From Graham Leggett <>
Subject Re: mod_cache: store_body() bites off more than it can chew
Date Sun, 12 Sep 2010 23:13:06 GMT
On 06 Sep 2010, at 11:00 PM, Paul Querna wrote:

> Isn't this problem an artifact of how all bucket brigades work, and is
> present in all output filter chains?
> An output filter might be called multiple times, but a single bucket
> can still contain a 4gb chunk easily.
> It seems to me it would be better to think about this holistically
> down the entire output filter chain, rather than building in special
> case support for this inside mod_cache's internal methods?

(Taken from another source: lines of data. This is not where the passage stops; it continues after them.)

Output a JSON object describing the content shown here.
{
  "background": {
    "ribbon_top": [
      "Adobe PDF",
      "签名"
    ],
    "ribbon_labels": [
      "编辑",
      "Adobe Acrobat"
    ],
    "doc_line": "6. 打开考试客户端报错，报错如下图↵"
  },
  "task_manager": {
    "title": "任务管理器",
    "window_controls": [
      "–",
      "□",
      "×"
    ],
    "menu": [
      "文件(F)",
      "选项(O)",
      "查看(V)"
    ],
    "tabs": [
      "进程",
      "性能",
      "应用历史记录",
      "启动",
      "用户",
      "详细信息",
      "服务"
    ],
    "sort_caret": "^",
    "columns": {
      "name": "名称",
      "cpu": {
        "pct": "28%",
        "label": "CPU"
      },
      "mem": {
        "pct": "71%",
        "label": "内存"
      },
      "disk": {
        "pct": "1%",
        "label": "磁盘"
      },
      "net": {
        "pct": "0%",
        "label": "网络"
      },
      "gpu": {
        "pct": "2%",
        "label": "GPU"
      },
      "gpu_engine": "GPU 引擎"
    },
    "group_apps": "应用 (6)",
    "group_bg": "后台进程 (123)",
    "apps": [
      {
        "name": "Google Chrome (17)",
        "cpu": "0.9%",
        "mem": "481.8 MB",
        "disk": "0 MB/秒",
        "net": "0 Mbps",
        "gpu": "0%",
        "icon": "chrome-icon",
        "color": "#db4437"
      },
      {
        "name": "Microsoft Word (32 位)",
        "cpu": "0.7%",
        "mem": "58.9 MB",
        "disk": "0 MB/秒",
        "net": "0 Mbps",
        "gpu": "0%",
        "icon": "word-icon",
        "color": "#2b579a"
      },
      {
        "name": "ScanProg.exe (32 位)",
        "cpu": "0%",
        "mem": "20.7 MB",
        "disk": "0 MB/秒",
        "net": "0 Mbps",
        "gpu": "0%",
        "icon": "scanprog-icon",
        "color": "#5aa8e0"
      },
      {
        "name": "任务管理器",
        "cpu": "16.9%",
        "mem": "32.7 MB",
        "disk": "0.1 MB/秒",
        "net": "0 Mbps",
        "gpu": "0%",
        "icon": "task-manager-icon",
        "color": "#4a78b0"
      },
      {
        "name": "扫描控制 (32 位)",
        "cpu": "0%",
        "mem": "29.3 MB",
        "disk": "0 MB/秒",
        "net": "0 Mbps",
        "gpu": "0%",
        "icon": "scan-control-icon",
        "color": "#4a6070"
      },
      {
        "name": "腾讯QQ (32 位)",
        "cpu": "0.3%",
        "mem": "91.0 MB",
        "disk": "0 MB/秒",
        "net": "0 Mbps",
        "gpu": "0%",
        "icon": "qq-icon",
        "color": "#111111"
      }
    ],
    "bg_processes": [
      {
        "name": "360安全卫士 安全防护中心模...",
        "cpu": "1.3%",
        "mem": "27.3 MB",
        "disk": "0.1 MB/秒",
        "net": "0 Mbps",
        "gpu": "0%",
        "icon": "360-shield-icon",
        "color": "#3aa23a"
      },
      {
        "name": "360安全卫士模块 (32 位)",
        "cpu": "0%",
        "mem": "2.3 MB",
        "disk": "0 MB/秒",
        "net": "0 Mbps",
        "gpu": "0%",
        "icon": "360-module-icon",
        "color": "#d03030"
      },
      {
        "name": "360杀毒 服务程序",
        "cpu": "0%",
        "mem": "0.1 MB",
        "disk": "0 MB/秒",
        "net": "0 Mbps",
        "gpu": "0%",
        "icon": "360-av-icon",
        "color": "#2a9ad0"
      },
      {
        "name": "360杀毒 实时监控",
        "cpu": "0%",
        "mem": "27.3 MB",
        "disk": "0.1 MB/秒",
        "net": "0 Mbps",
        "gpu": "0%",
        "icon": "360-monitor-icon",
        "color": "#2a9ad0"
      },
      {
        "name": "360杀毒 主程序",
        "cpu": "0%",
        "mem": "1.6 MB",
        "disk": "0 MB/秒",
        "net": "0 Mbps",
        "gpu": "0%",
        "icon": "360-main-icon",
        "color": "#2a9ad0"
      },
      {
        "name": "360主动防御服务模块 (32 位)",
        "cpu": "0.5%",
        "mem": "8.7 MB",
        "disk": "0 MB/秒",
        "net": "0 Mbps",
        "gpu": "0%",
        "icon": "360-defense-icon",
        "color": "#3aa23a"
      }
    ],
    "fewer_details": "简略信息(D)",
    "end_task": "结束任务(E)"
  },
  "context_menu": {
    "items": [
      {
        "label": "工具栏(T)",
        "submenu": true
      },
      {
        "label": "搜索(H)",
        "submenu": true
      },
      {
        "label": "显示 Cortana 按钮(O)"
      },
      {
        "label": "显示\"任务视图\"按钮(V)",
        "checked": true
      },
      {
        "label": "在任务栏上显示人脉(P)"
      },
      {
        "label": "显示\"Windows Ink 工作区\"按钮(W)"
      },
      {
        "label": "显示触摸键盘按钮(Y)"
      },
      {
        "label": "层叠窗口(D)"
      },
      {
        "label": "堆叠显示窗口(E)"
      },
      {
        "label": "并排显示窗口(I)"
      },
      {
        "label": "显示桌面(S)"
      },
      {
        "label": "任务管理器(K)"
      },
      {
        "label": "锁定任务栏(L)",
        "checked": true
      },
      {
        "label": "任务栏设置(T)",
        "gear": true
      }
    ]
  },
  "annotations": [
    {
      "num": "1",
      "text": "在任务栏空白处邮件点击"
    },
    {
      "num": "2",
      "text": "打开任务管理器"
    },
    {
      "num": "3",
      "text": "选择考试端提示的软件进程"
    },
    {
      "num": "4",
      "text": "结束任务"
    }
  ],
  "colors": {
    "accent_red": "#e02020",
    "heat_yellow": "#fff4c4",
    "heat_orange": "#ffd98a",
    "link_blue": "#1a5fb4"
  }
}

In the cache case, thinking about it a bit the in and out brigades are  
probably unavoidable, as the cache is a special case in that it wants  
to write the data twice, once to the cache, a second time to the rest  
of the filter stack. Right now, the cache is forced to read the  
complete brigade to cache it, no option to give up early. And the  
cache has no choice but to keep the brigade buckets in the brigade so  
that they can be passed a second time up the filter stack, no deleting  
buckets as you go like you normally would. Read one 4GB file bucket in  
the cache, and in the process the file bucket gets morphed into 1/2  
million heap buckets, oops. With two brigades, one in, one out, the in  
brigade can have the buckets removed as they are consumed, as normal,  
and moved to the out brigade. The cache can quit at any time, and the  
code following knows what data to write to the network (out), and what  
data to loop round and resend to the cache (in). The cache provider  
could choose to quit and ask to be called again either because writing  
took too long, or too much data was read (and in the process became  
heap buckets), either reason is fine.

That said, following on your suggestion of thinking about this in the  
general sense, it would be really nice if the filter stack had the  
option to say "I have bitten off as much of the brigade as I am  
prepared to chew on right now, and the leftovers are still in the  
brigade, can you call me back with this data, maybe with more data  
added, and I'll try swallow some more?".

In theory, that would mean all handlers (or entities that sent data)  
would no longer be allowed to make the blind assumption that the  
filter stack was willing to consume every possible set of buckets the  
handler wanted to send, and that the stack had the right to go "I'm  
full, give me a second to chew on this".

This wouldn't need separate brigades, probably just a return code that  
meant EAGAIN, and that was expected to be honoured by handlers.